Album Review: Fucked Up - Another Day
Reviewed by Drew McCarthy
Another Day the newest album by Canadian punks Fucked Up once again finds the band reinventing the wheel and seemingly not caring or being afraid of purists or naysayers turning their noses up at what they create.
Punk was originally being a genre born out of political apathy and hedonistic ideas of being free. It did not however seem to take very long for Punk to lose the ethos of what it once was and to eventually descend into a generic and stereotypical parody of itself, where the fashion of studs and mohawks seemed to matter more to some people than the actual music.
Thank God then for a band like Fucked Up, a band who discovered that doing things in a different way, a what some may consider to be against Punk, was actually one of the best things that they could do as a band.
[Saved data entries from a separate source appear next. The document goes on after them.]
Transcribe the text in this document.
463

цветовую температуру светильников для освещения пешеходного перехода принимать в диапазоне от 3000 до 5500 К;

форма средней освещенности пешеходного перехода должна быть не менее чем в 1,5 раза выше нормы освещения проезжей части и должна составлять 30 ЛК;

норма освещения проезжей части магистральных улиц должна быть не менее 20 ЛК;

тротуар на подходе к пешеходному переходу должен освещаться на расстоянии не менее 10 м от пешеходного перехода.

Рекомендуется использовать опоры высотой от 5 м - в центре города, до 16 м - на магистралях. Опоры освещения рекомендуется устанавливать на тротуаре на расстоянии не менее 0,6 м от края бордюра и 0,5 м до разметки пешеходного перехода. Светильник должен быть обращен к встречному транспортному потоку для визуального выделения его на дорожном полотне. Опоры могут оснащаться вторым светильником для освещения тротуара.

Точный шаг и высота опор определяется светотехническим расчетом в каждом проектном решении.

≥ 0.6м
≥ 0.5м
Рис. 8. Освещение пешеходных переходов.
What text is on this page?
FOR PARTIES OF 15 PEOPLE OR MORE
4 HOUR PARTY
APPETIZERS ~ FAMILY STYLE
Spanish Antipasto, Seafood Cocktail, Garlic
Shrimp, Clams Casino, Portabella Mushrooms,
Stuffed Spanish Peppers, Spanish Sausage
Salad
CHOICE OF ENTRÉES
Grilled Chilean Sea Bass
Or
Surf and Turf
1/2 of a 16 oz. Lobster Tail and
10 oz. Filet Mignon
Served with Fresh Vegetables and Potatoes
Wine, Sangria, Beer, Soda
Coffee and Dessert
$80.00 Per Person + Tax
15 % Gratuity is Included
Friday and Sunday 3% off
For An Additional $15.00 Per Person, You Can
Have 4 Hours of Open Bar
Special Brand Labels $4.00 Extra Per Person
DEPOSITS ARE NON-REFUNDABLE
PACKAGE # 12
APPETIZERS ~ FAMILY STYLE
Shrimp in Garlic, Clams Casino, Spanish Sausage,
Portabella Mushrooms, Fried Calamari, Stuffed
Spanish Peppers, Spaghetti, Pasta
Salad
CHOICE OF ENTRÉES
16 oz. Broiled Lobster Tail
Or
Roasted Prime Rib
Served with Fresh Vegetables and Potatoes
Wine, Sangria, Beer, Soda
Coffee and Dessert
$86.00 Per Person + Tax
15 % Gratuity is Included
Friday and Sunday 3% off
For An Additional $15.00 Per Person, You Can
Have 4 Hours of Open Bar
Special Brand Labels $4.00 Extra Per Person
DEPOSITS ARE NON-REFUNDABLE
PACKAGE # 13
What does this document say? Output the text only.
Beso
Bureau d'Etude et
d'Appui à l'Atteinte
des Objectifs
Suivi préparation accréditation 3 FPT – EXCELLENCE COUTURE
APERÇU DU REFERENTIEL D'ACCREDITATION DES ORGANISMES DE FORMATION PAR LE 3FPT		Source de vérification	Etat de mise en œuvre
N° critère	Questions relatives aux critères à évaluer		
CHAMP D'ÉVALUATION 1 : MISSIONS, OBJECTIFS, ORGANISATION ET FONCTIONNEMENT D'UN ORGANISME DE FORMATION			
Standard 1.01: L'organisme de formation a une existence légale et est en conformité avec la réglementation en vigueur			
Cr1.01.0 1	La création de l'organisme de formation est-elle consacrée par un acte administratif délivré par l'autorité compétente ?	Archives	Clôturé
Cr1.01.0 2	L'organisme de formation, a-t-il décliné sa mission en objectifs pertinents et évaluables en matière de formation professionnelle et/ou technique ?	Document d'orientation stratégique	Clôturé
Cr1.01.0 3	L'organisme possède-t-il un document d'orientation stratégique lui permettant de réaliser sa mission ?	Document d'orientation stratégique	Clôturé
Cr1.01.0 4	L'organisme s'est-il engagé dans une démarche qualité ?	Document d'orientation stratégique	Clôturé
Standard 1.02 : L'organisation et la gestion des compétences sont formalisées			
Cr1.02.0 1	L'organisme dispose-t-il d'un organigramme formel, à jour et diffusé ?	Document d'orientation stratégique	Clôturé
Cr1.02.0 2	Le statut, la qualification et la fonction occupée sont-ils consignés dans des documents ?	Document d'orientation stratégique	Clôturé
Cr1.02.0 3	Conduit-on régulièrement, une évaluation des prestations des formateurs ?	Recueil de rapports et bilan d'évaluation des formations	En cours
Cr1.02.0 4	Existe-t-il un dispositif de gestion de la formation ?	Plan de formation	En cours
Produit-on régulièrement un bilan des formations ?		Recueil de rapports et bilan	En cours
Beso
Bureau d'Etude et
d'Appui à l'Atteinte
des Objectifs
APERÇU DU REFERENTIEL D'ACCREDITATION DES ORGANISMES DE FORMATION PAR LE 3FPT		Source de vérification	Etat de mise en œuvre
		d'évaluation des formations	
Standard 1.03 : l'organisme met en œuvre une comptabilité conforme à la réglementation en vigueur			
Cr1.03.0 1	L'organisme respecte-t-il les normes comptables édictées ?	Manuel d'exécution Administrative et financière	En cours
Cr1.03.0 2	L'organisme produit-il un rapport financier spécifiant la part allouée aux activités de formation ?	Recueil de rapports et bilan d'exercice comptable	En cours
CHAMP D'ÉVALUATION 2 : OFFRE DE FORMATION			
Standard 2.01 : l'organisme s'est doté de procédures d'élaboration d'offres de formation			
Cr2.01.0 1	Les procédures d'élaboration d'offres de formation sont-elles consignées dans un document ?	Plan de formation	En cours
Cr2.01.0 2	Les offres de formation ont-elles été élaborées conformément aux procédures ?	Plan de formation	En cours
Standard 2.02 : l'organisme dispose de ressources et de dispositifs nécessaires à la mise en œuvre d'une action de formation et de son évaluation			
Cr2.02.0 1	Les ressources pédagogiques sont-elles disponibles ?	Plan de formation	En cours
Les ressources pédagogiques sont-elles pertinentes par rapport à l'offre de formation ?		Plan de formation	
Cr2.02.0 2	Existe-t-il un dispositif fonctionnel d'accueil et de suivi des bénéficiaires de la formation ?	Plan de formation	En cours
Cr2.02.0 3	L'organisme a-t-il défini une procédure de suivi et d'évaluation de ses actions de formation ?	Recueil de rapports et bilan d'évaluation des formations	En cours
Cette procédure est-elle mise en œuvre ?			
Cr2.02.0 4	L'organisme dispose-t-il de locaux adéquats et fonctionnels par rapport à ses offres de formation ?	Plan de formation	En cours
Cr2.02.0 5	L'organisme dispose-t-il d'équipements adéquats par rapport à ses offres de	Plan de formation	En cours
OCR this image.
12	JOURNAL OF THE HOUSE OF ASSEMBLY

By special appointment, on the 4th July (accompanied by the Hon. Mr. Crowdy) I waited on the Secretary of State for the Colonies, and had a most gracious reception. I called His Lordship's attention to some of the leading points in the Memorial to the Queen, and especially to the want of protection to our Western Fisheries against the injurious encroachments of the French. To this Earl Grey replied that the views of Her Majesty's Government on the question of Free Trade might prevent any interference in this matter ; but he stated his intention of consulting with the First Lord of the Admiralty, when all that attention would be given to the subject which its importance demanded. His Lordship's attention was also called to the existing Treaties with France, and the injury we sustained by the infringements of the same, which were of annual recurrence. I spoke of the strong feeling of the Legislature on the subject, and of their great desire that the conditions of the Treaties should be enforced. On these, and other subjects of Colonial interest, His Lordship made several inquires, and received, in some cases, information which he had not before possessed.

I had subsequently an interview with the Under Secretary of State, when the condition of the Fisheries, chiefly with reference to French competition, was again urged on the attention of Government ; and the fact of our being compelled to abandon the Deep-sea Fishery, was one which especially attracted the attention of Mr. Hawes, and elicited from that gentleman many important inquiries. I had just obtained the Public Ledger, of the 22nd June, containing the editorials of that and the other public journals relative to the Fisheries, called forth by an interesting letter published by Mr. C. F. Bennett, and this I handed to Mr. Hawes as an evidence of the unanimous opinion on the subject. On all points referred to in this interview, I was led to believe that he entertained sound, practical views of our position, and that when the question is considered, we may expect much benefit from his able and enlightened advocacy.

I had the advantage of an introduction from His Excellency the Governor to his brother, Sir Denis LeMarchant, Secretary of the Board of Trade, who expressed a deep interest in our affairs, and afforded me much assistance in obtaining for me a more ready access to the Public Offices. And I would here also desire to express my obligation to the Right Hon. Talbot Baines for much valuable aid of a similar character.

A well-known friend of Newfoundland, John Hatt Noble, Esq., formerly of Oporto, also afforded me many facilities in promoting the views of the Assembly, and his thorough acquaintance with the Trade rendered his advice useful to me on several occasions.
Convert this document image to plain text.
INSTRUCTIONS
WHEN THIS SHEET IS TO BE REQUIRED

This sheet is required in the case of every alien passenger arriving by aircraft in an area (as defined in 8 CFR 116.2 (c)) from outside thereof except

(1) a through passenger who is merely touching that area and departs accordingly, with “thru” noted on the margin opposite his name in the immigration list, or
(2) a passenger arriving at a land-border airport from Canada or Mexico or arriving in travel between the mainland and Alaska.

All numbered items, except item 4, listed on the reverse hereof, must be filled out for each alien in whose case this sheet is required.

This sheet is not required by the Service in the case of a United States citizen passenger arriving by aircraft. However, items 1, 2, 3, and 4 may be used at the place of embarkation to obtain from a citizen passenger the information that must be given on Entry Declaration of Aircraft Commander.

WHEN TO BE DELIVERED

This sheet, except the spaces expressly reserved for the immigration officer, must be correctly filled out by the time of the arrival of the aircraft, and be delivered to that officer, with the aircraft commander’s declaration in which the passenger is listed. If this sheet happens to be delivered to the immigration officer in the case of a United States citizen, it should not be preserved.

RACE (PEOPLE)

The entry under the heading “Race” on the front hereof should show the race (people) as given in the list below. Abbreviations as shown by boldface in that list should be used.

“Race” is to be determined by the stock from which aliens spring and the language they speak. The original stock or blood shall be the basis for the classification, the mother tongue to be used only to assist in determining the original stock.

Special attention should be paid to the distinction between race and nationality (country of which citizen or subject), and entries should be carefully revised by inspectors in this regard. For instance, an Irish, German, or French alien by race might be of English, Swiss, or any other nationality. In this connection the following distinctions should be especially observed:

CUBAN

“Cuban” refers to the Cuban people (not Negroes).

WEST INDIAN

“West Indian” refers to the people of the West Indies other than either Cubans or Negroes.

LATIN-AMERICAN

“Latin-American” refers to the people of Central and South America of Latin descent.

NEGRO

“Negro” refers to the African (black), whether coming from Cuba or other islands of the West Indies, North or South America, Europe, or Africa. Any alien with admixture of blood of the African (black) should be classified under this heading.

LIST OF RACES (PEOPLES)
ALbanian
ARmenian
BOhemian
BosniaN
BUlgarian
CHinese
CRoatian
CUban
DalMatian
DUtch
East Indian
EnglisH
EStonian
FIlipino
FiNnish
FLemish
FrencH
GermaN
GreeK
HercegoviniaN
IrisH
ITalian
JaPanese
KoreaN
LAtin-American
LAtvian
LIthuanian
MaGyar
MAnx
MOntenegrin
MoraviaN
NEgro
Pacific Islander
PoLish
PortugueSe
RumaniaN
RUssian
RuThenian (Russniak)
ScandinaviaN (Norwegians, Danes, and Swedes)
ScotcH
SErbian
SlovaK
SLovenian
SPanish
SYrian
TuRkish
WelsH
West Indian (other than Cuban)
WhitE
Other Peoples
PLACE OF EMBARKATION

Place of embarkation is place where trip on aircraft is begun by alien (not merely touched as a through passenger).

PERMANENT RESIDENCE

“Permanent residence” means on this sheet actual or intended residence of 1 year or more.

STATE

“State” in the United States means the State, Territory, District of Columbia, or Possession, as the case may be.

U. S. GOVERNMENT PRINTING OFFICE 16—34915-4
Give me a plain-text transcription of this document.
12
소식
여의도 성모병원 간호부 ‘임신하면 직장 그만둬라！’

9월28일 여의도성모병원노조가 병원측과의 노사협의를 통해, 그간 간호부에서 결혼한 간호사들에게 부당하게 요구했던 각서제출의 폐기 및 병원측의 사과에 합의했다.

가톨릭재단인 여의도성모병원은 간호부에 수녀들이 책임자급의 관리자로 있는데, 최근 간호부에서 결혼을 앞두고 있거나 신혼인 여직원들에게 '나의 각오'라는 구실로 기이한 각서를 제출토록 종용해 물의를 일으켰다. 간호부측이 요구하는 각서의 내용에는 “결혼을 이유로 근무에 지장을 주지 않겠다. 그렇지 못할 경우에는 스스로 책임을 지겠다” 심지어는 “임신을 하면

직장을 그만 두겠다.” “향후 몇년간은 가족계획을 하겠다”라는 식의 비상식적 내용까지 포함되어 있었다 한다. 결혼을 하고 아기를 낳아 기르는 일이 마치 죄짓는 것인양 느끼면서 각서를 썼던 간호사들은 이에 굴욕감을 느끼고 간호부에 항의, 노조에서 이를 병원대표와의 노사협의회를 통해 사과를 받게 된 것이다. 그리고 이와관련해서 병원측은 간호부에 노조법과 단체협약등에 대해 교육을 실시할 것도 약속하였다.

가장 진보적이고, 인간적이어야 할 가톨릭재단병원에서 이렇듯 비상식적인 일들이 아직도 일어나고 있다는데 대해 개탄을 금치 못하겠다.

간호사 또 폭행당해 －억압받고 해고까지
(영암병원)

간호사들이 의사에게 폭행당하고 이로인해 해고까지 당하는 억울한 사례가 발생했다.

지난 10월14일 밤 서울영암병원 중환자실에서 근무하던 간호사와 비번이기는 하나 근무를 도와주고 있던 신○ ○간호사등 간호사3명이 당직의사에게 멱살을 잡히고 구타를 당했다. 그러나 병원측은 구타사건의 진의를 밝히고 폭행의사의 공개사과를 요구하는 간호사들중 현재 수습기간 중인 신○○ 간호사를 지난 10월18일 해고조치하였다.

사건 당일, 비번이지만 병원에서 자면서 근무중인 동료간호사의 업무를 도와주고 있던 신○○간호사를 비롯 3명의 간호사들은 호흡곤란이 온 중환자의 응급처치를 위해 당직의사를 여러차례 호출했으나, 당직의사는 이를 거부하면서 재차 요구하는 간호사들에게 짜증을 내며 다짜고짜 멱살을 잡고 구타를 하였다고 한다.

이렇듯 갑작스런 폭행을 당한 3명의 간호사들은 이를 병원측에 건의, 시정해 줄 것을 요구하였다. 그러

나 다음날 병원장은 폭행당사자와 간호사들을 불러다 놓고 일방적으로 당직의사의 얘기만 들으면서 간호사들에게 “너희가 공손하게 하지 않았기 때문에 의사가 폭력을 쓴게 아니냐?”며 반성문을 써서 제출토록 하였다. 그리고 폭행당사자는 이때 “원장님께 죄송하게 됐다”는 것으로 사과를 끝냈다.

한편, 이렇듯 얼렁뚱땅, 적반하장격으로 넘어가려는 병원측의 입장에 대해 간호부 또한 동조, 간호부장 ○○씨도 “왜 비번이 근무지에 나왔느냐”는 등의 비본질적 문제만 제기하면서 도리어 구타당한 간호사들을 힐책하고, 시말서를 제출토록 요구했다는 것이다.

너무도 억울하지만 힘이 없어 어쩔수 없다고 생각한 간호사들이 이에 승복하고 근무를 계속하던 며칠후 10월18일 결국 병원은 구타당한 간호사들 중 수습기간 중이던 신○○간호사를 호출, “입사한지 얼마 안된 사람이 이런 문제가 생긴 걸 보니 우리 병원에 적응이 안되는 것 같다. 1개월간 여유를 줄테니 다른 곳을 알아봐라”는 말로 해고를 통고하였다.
This steadfast approach to creating songs that are overflowing with sophisticated and emotional storytelling and cathartic lyricism has set them in good stead. It has allowed them to create a body of work that just like their previous releases will stand the test of time.
Exploring the history and politics related to cannabis is a subject which Fucked Up have chosen to address on the title track. This is not just a righteous slab of hardcore punk, but serves as an in depth exploration of the long and storied relationship between humanity and cannabis. It's a topic that was researched in great length by the vocalist of Fucked Up himself, Damiana Abraham, cannabis being a plant that has had a unique role in many cultures over the years and has been proven to have many beneficial properties, but yet is still criminalised in many places around the world.
With this newest album Fucked Up have proven once again to be a band that like the punks that have gone before them, to be a band that are not afraid to confront the issues that make the establishment uncomfortable, though they are not just your typical one dimensional band, as their sound is imbued with a melodicand uniqueness that punk has been sorely lacking as of late and this just goes to show that this bunch of Canadians are a band that no one should underestimate.